One of the most effective ways to make a mix sound clear is to make sure that all the sound sources are as clean and crisp as possible before any additional processing. This involves choosing the right microphones based on the source, positioning them properly to get the right tone, setting the appropriate amount of gain and recording in a good acoustic space.

 

In some cases, multiple microphones are used to simultaneously capture different textures on a single source to make it sound bigger in the mix. In larger recording rooms, additional microphones can be used to capture the room tone for processing it separately. Do note that it is extremely important to be aware of the proximity effect during the recording process.

 

2.  Clean arrangement

 

Every element in the production should have a role to play in the frequency spectrum. That being said, you don’t need to have 10 things filling up the same frequency band. Choosing the right sounds and tweaking them is very important for a clean mix. With the help of effective layers, it becomes easier to bring interest into the song even by just muting different elements in different sections.

 

Separation between different elements across the frequency spectrum is what differentiates the good mixes from the great ones. Most of the songs with great mixes have few but effective elements. This also makes the overall production sound tighter.

 

3.  Choosing the right key for your song

 

Choosing the right key for a song is largely decided by the singer’s vocal range and voice texture.

 

If the key chosen is too low, the song has chances of losing energy.
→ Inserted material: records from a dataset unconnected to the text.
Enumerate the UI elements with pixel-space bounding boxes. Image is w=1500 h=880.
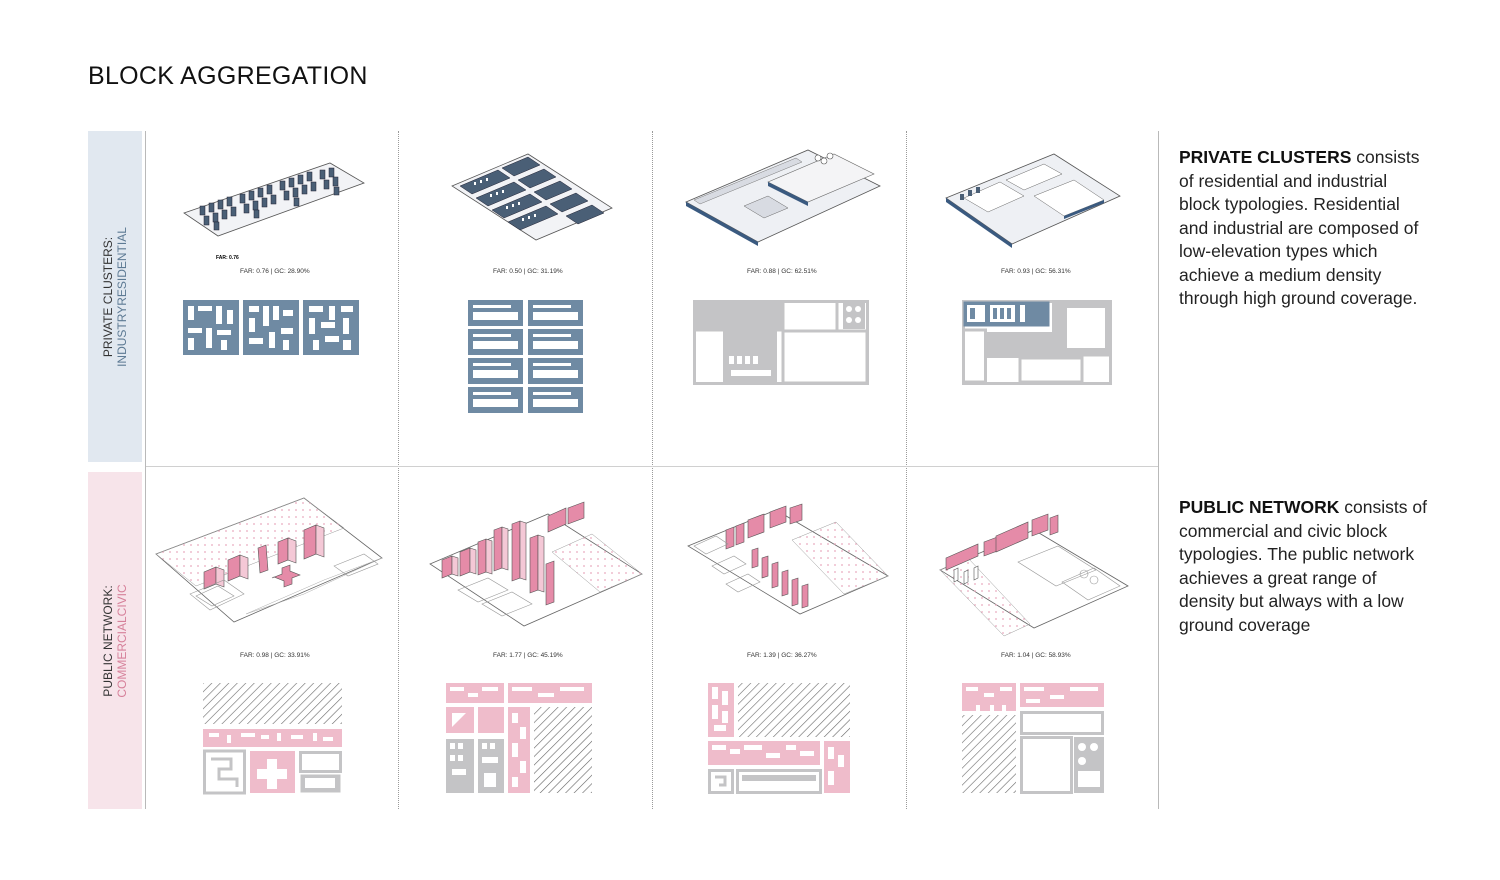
- public-network-description: PUBLIC NETWORK consists of commercial an…: [1179, 496, 1429, 637]
- metrics-caption: FAR: 1.04 | GC: 58.93%: [1001, 652, 1071, 659]
- row-label-public: PUBLIC NETWORK: COMMERCIALCIVIC: [88, 472, 142, 809]
- private-plan-1: [183, 300, 359, 355]
- metrics-caption: FAR: 0.76 | GC: 28.90%: [240, 268, 310, 275]
- grid-divider: [906, 131, 907, 809]
- private-clusters-description: PRIVATE CLUSTERS consists of residential…: [1179, 146, 1429, 311]
- private-clusters-body: consists of residential and industrial b…: [1179, 147, 1420, 308]
- metrics-caption: FAR: 1.77 | GC: 45.19%: [493, 652, 563, 659]
- private-iso-3: [685, 149, 881, 246]
- row-label-private-line1: PRIVATE CLUSTERS:: [101, 236, 115, 357]
- metrics-caption: FAR: 0.88 | GC: 62.51%: [747, 268, 817, 275]
- public-plan-2: [446, 683, 592, 793]
- row-label-public-line2: COMMERCIALCIVIC: [115, 583, 129, 698]
- private-clusters-heading: PRIVATE CLUSTERS: [1179, 147, 1352, 167]
- metrics-caption: FAR: 0.98 | GC: 33.91%: [240, 652, 310, 659]
- private-plan-2: [468, 300, 583, 413]
- private-iso-1: FAR: 0.76: [183, 162, 365, 261]
- public-network-body: consists of commercial and civic block t…: [1179, 497, 1427, 635]
- public-plan-3: [708, 683, 850, 794]
- public-iso-4: [939, 513, 1129, 637]
- private-iso-2: [451, 153, 613, 241]
- public-iso-3: [687, 503, 889, 615]
- private-iso-4: [945, 153, 1121, 248]
- metrics-caption: FAR: 0.50 | GC: 31.19%: [493, 268, 563, 275]
- row-divider: [146, 466, 1158, 467]
- row-label-private: PRIVATE CLUSTERS: INDUSTRYRESIDENTIAL: [88, 131, 142, 462]
- public-iso-1: [155, 497, 383, 623]
- grid-divider: [652, 131, 653, 809]
- private-plan-4: [962, 300, 1112, 385]
- public-network-heading: PUBLIC NETWORK: [1179, 497, 1340, 517]
- public-iso-2: [429, 501, 643, 627]
- svg-text:FAR: 0.76: FAR: 0.76: [216, 255, 239, 261]
- public-plan-1: [203, 683, 342, 795]
- public-plan-4: [962, 683, 1104, 794]
- grid-divider: [145, 131, 146, 809]
- page-title: BLOCK AGGREGATION: [88, 62, 368, 90]
- grid-divider: [398, 131, 399, 809]
- metrics-caption: FAR: 0.93 | GC: 56.31%: [1001, 268, 1071, 275]
- row-label-public-line1: PUBLIC NETWORK:: [101, 584, 115, 697]
- row-label-private-line2: INDUSTRYRESIDENTIAL: [115, 226, 129, 367]
- grid-divider: [1158, 131, 1159, 809]
- private-plan-3: [693, 300, 869, 385]
- metrics-caption: FAR: 1.39 | GC: 36.27%: [747, 652, 817, 659]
To compensate, you may have to add bright textures/instruments to fill up the higher end to make the song feel more energetic.

 

If the key chosen is too high, the song might sound harsh and unpleasant. In case of electronic music, knowing about sound synthesis helps a lot in this aspect.

 

4.  Voicing

 

Choosing the right texture and octave of the instruments is crucial. Vocals are usually backed with bass and supporting chords.

 

  • Bass

Notes and octave played by the bass can be chosen according to the frequency spectrum that you intend to fill with the bass. Choosing higher notes on the bass will make it sound thinner and choosing lower notes will make it sound deeper.

 

For example, if you have drums with a lot of sub bass frequencies you can choose to make your bass thin and if you have thin drums you can make your bass occupy the sub bass frequencies.

 

  • Chords

 

 

Chords should be voiced in a way that each note fills the desired part of the frequency spectrum. This is done by vertical spacing of the notes and ordering of the pitches in a chord. You can also choose which chord note to double, based on the frequency that you want to emphasize. Having knowledge about chord inversions, textures and instrumentation helps to choose the best way to fill the frequency spectrum.

 

You can also choose between open voicing and closed voicing for various instruments used in the song.  

 

For example, if you have pads and strings, you can choose to split them such that the pads occupy the low mids and the strings occupy the high mids.

 

5.  Melodic dynamics

 

Make sure that the arrangement takes the dynamics of the melody into account. If a part of the melody is to be sung in a lower register, make sure you don’t have too many elements clashing with that part of the frequency spectrum, and vice versa. A good arrangement follows the “highs and lows” of a song well with appropriate backing which compliment the melody, both in terms of musicality and frequencies. 

 

For example, if the voice is singing a melody in a lower register, it is a good idea to back it with harmony in the higher octave. In case of a high energy melody in the higher octaves, adding a bass empowers the section. This approach is used almost universally in pop songs, where bass, drums and harmony elements are brought in during the chorus to support the melody, and all the instruments are in different octaves to avoid clashing with the vocals.